Symphony charms, challenges

12.15.12
Gil Shaham
Pittsburgh Tribune-Review

By Mark Kanny

Concerts do not exist in isolation, and sometimes previously scheduled music doesn‘t fit a special occasion.

Prior to the start of Friday night‘s Pittsburgh Symphony concert in Heinz Hall, timpanist Edward Stephan walked onstage, in front of his colleagues, and invited the audience to join them in a moment of silence for the victims of the shooting tragedy in Newtown, Conn.

The music that began the concert — the first local performance of Sinfonia No. 4 “Strands” by George Walker — was a challenging mix of disparate ideas and the emotions they arouse.

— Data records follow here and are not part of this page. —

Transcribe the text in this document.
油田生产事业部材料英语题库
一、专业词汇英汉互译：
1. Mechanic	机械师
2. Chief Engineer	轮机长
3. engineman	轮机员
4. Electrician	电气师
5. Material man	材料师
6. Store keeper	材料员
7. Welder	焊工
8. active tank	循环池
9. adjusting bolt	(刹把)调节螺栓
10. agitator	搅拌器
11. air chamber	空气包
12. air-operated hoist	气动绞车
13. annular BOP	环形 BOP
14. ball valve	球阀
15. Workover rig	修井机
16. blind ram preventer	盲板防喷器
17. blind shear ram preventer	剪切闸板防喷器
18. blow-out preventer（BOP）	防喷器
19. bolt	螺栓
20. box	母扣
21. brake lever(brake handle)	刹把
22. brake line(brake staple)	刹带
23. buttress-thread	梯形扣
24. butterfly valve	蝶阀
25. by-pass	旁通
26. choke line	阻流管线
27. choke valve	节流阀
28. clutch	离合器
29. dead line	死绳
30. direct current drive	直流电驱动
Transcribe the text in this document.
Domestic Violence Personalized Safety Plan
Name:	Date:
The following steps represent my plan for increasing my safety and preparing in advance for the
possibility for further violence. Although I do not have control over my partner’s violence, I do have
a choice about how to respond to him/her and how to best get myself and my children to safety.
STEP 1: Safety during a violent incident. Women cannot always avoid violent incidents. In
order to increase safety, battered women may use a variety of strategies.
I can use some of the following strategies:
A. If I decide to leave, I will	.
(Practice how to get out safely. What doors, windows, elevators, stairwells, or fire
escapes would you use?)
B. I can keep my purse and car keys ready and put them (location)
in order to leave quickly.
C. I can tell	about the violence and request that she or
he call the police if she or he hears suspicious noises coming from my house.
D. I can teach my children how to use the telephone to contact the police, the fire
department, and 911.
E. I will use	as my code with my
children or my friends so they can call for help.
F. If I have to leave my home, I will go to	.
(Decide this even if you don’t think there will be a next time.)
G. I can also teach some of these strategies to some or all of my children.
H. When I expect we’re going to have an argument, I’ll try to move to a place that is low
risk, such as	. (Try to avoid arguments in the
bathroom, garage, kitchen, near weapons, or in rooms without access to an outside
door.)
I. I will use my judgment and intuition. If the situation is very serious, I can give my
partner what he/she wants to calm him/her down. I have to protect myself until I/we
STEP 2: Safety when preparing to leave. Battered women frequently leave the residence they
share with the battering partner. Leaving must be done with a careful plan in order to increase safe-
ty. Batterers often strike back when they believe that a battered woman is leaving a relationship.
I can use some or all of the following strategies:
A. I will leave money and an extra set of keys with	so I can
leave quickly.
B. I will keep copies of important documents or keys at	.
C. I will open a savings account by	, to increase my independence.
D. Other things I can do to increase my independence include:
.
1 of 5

The composer, who is 90, has been highly honored during his career, including winning the 1996 Pulitzer Prize for Music.

Sinfonia No. 4 “Strands” was written in 2011 on a co-commission from the Pittsburgh, National, Cincinnati and New Jersey symphonies, and given its world premiere in Newark in March.

Walker set himself the task of “intertwining” melodically unrelated materials in composing the new piece, beginning with an intense section that presents several significant ideas.

This may have been conceived abstractly, or he may have been thinking of something in the past, but it fit Friday‘s feelings. The music is intense and angular, with frequent changes of meter. Later sections employ fragments of gospel tunes, but the piece develops with a more intellectual method.

Guest conductor Arild Remmereit was not at his best during this concert, but then he lost his job as music director of the Rochester, N.Y., Philharmonic in a dispute with management less than a month ago.

Gil Shaham was the soloist in Wolfgang Amadeus Mozart‘s Violin Concerto in A, subtitled “Turkish” and the last of five he wrote in 1775.

Shaham was in a particularly mercurial mood, which threw many tempo curve balls at the conductor and orchestra. It was not only that he‘d burst on a new tempo for different material. He also was prone to changing pace within a measure.

The concert concluded with Peter Ilyich Tchaikovsky‘s Symphony No. 1 (“Winter Dreams”). It is full of charm but also problems, and can be much more effective than it was Friday night. Apart from imbalances, which also afflicted the Mozart, Remmereit failed to move beyond short-term ideas, such as moving the tempo forward or coloring a turn of phrase, to a vision that had artistic arch.